Create a users file (i.e. users.txt
) for mapping SVN users to Git:
user1 = First Last Name <email@address.com>
user2 = First Last Name <email@address.com>
...
You can use this one-liner to build a template from your existing SVN repository:
svn log -q | awk -F '|' '/^r/ {gsub(/ /, "", $2); sub(" $", "", $2); print $2" = "$2" <"$2">"}' | sort -u > users.txt
SVN will stop if it finds a missing SVN user, not in the file. But after that, you can update the file and pick up where you left off.
Now pull the SVN data from the repository:
git svn clone --stdlayout --no-metadata --authors-file=users.txt svn://hostname/path dest_dir-tmp
This command will create a new Git repository in dest_dir-tmp
and start pulling the SVN repository. Note that the "--stdlayout" flag implies you have the common "trunk/, branches/, tags/" SVN layout. If your layout differs, become familiar with --tags
, --branches
, --trunk
options (in general git svn help
).
All common protocols are allowed: svn://
, http://
, https://
. The URL should target the base repository, something like http://svn.mycompany.com/myrepo/repository.
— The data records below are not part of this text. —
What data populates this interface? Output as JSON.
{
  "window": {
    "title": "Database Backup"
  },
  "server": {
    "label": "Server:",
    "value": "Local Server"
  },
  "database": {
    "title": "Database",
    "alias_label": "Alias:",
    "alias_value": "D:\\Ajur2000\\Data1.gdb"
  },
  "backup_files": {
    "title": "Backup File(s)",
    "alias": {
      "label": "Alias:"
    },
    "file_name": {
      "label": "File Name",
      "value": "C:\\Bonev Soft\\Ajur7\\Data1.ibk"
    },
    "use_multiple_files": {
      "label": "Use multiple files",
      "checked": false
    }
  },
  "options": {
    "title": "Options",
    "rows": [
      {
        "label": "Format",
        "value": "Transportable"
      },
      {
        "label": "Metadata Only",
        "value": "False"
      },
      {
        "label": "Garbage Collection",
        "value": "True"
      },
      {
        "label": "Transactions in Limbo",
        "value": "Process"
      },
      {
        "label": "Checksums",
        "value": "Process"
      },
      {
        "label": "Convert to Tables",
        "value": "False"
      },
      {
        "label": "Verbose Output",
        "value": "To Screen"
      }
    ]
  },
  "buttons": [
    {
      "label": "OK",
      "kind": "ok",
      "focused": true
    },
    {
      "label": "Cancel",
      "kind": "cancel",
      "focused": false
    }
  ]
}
The URL string must not include /trunk
, /tag
or /branches
.
Note that after executing this command it very often looks like the operation is "hanging/frozen", and it's quite normal that it can be stuck for a long time after initializing the new repository. Eventually, you will then see log messages which indicate that it's migrating.
Also note that if you omit the --no-metadata
flag, Git will append information about the corresponding SVN revision to the commit message (i.e. git-svn-id: svn://svn.mycompany.com/myrepo/<branchname/trunk>@<RevisionNumber> <Repository UUID>
)
If a user name is not found, update your users.txt
file then:
cd dest_dir-tmp
git svn fetch
You might have to repeat that last command several times, if you have a large project until all of the Subversion commits have been fetched:
git svn fetch
When completed, Git will checkout the SVN trunk
into a new branch. Any other branches are set up as remotes. You can view the other SVN branches with:
git branch -r
If you want to keep other remote branches in your repository, you want to create a local branch for each one manually. (Skip trunk/master.) If you don't do this, the branches won't get cloned in the final step.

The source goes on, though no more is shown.